Kilka dni temu policja przeprowadziła kaskadowe kontrole w Życiu i Kamieniu Pomorskim. Do akcji włączono kilka radiowozów oraz funkcjonariuszy wyposażonych w radary ręczne i wideorejestratory. W sumie zatrzymano 54 kierowców, z których 44 dostało mandaty, a połowa z nich za mruganie długimi światłami.

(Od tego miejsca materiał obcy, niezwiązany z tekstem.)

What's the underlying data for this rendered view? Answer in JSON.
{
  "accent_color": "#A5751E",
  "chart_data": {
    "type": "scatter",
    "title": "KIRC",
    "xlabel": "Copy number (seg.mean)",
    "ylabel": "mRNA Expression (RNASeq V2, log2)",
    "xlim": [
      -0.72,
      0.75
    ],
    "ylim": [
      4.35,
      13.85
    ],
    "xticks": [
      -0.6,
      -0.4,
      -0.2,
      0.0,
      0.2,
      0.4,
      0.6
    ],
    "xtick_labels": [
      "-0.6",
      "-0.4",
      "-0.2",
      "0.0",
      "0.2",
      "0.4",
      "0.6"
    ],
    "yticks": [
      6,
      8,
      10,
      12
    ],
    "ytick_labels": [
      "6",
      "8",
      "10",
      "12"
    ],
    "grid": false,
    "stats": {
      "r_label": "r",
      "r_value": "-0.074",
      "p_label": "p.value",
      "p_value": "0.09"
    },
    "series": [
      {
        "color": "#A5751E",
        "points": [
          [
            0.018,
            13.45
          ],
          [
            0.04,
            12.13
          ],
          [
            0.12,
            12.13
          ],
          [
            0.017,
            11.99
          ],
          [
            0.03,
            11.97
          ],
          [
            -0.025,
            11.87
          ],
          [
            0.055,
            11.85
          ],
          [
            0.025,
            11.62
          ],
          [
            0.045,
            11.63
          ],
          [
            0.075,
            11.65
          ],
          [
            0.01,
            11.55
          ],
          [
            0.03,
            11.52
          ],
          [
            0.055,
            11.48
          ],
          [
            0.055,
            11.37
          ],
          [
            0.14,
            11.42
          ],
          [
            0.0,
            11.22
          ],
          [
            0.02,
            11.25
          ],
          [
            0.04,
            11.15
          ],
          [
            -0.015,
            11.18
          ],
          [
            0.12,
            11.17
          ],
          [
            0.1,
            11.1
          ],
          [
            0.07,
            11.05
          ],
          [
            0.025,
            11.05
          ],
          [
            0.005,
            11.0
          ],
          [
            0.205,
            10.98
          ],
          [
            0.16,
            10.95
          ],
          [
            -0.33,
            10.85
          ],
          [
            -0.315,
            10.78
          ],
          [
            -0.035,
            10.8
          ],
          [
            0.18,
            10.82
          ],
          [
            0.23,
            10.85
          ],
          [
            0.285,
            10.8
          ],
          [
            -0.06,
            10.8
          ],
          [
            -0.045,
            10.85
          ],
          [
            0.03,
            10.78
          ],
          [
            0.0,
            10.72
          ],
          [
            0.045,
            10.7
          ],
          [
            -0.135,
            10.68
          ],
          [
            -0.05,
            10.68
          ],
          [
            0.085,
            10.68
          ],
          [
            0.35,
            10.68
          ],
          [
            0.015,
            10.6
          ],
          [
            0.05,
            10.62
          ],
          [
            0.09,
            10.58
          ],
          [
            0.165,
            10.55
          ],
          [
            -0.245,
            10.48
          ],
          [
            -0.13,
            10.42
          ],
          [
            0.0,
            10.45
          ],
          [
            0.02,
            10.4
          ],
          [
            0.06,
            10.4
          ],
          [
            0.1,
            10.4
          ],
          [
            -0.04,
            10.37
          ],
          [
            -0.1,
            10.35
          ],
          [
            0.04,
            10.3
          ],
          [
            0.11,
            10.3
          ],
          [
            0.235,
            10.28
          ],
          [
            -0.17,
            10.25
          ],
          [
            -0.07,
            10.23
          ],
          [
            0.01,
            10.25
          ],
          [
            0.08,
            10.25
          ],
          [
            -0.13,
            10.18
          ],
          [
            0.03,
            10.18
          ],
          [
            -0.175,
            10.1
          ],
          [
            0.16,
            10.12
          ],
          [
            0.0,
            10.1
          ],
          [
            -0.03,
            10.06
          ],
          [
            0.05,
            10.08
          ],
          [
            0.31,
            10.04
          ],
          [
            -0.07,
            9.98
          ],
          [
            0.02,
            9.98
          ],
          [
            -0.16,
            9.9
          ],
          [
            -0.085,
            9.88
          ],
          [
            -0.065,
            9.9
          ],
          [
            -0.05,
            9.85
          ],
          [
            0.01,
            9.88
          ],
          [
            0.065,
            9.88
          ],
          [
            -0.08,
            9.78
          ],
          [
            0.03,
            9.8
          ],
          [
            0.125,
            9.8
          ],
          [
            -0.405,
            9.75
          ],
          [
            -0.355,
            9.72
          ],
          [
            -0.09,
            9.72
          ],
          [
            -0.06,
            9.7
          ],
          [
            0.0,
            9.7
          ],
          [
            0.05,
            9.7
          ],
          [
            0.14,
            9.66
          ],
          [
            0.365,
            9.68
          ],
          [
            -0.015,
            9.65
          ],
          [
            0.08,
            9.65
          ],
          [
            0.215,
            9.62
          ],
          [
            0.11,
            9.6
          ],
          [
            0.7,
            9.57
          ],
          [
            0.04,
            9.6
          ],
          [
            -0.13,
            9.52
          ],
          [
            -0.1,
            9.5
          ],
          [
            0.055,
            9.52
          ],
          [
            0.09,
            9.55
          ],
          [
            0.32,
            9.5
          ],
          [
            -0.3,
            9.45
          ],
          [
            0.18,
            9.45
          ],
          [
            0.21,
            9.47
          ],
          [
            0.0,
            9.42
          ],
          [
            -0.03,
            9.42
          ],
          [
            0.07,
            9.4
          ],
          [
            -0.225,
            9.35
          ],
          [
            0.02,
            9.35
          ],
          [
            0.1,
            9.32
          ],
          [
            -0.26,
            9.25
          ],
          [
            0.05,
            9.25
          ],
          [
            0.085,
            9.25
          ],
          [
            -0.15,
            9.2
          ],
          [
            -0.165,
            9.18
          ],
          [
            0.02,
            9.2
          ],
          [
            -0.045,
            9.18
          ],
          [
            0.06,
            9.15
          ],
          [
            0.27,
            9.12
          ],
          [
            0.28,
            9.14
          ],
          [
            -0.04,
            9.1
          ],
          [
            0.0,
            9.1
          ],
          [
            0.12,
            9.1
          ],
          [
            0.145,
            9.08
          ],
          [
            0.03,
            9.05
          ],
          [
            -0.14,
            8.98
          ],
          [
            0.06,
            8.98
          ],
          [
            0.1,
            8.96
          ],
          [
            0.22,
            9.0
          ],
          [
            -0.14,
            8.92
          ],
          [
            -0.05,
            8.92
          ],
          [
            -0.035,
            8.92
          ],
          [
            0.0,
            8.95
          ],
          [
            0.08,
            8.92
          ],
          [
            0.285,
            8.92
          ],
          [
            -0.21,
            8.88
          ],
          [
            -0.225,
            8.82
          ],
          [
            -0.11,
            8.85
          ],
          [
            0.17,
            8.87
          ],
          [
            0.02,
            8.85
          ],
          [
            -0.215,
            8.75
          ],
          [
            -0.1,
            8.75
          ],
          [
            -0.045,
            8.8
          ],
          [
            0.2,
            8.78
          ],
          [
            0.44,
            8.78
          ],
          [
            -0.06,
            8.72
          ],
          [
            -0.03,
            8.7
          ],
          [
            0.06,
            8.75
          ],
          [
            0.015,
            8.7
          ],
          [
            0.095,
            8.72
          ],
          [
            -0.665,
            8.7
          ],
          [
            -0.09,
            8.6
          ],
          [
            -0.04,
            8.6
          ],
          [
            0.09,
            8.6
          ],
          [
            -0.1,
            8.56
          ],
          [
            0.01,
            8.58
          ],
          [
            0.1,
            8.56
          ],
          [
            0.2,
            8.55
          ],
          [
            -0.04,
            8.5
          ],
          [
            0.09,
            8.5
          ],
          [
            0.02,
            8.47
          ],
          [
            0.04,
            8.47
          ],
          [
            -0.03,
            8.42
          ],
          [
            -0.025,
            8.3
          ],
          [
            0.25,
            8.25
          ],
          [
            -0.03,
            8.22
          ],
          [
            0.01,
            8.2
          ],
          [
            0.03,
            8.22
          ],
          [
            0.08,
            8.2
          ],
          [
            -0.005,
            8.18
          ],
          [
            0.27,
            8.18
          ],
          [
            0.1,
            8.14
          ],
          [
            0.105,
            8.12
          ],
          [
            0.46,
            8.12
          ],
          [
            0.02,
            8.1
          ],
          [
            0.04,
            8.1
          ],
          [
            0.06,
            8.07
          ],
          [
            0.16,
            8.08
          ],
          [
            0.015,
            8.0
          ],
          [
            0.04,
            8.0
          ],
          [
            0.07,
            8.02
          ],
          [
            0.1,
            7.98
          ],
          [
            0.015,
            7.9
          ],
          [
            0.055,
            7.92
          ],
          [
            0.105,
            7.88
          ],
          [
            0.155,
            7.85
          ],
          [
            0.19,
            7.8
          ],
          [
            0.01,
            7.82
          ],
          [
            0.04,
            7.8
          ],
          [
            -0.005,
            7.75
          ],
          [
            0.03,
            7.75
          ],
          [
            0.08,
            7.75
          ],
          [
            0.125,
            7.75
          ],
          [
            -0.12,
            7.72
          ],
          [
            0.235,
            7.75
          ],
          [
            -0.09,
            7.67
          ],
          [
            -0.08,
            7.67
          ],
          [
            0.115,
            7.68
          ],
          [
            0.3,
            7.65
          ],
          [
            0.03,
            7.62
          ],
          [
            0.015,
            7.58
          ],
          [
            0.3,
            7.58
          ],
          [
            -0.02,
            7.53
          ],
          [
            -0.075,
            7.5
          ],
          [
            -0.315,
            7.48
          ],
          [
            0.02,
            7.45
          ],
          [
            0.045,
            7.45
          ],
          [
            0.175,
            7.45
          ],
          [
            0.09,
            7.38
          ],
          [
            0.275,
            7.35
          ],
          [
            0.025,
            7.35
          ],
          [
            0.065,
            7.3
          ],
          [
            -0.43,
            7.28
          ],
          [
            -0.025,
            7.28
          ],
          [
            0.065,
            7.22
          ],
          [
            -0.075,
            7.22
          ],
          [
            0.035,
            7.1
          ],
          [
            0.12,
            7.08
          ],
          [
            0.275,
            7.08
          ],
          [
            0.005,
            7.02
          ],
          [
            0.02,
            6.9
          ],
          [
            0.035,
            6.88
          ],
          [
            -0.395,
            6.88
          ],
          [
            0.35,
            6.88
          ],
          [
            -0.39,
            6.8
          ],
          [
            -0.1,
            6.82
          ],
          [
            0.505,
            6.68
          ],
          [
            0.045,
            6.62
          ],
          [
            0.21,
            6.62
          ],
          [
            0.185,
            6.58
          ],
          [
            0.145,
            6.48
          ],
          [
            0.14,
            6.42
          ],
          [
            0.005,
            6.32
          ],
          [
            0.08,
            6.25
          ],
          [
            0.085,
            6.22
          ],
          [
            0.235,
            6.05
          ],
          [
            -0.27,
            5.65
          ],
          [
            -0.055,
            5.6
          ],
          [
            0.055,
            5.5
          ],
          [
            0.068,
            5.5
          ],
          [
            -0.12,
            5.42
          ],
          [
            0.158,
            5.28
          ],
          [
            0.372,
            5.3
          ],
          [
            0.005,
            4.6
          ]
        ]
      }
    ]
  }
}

Mruganie światłami to zjawisko, które jest znane nie tylko w Polsce, ale w naszym kraju wydaje się być ono głęboko zakorzenione. Kodeks drogowy zabrania nadużywania sygnałów świetlnych i dźwiękowych, a za takie wykroczenie może zostać uznane ostrzeganie przed patrolem policji. Taryfikator przewiduje 200 zł mandatu za takie wykroczenie.
Jednak kodeks drogowy przewiduje również sytuację, którą zachęca do korzystania ze świateł i sygnałów dźwiękowych. Mówi o tym art. 29 kodeksu drogowego: „Kierujący pojazdem może używać sygnału dźwiękowego lub świetlnego, w razie gdy zachodzi konieczność ostrzeżenia o niebezpieczeństwie”. Warto mimo wszystko z niego korzystać, żeby ostrzec innych uczestników ruchu o mało widocznym lub nietrzeźwym pieszym poruszającym się po poboczu. Szczególnie na słabo oświetlonych drogach.